Lastly, the pilot will focus on the energy supply chains that need to exist throughout the EV ecosystem. Through Sun Seven Stars Investment Group Limited1 (SSSIG) ongoing partnership with leading telecom companies and its participation in China’s New Infrastructure Investments, MEG has entered into an agreement with SSSIG to exclusively manage the energy supply chain (EPC) for projects in Jiangsu. This is an update from Ideanomics’ press release on March 27 announcing that MEG formed a strategic cooperation with China Tower, GCL Group, State Grid, Dongfang Energy Sales Cloud, and TMR Energy for MEG’s IoT/IoV 5G Energy Services. This compliments our press release in early March, China announced that it was accelerating its New Infrastructure” investment. At that time, seven provinces and cities launched more than RMB 24 trillion (USD3.4 trillion) in key new infrastructure construction projects. The seven major areas of New Infrastructure Construction are: 5G infrastructure, ultra-high voltage (UHV), intercity high-speed railways and intercity rail transit, new energy vehicle charging station infrastructure, big data centers to service 5G IoT/IoV data collection, artificial intelligence and industrial internet.

EPC’s services include design, procurement, and construction. It is mainly aimed at the design of energy systems, the procurement of photovoltaic, energy storage and charging equipment, and associated financial services.

These three initiatives pave the way for MEG to generate revenues from energy sales and management, and to book energy sales alongside EV sales and financing services.

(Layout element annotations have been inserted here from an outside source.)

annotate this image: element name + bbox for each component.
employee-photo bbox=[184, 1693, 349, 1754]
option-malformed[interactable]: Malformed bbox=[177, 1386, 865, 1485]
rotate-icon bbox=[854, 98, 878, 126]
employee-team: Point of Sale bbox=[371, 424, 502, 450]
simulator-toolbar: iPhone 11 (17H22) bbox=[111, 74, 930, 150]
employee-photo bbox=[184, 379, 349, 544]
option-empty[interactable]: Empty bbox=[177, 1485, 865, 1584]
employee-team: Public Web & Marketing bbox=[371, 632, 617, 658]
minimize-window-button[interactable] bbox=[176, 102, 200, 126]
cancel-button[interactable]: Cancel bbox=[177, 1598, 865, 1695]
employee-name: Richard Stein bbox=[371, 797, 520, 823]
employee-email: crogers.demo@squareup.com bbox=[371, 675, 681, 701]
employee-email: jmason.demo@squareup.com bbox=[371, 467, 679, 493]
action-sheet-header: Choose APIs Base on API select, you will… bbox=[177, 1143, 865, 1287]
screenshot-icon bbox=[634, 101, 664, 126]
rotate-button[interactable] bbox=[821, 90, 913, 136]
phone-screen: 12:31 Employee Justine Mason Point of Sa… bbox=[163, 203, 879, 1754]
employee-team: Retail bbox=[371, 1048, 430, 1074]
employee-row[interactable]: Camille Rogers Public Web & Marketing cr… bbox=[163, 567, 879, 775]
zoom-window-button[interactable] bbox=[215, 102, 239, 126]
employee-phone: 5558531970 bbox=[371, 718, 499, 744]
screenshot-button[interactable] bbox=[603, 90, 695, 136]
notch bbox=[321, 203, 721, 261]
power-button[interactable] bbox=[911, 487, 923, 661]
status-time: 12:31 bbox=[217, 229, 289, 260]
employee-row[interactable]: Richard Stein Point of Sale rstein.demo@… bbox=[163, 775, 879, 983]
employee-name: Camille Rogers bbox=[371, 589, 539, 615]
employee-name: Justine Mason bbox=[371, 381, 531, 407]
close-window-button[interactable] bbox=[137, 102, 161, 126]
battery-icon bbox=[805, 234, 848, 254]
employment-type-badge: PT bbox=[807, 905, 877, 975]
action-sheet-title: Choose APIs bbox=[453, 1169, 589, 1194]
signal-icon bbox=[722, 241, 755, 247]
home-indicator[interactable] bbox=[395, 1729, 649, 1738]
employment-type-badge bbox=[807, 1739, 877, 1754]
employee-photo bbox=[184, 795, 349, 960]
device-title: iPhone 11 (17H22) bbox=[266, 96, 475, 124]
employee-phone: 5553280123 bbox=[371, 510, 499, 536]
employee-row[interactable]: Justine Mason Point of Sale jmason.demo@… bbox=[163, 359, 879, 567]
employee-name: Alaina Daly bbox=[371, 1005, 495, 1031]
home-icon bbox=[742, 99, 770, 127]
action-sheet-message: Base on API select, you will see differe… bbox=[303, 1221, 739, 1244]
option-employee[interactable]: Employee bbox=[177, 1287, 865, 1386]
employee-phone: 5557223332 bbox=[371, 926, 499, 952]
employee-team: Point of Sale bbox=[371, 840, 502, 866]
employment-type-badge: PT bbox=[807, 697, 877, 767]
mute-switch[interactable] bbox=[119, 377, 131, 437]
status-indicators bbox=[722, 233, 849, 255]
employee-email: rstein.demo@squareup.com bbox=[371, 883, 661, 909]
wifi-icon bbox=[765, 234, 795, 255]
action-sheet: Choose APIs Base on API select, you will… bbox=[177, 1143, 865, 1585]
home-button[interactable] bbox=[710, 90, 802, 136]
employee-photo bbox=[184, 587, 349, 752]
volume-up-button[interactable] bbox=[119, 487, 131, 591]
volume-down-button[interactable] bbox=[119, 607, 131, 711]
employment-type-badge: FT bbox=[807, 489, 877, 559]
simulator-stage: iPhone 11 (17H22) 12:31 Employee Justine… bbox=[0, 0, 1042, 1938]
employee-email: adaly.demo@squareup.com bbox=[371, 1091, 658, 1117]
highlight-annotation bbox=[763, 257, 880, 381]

“The team has been excited to get the Nanjing project underway, since our announcement in September 2019. The rapid technological advancement in EV charging meant we were able to evaluate many new-to-market EV charging solutions which enable the types of fast-charging and streamlined payment solutions required to ensure adoption and a successful pilot program,” said Alf Poor, CEO of Ideanomics. “We look forward to a successful pilot initiative, as this is one the most significant aspects of our MEG division which is energy sales. Our Sales and Financing divisions serve to help enable the transition from fossil fuels to EV for commercial fleet operators, with the ultimate strategic goal being our participation in the shift of energy consumption.”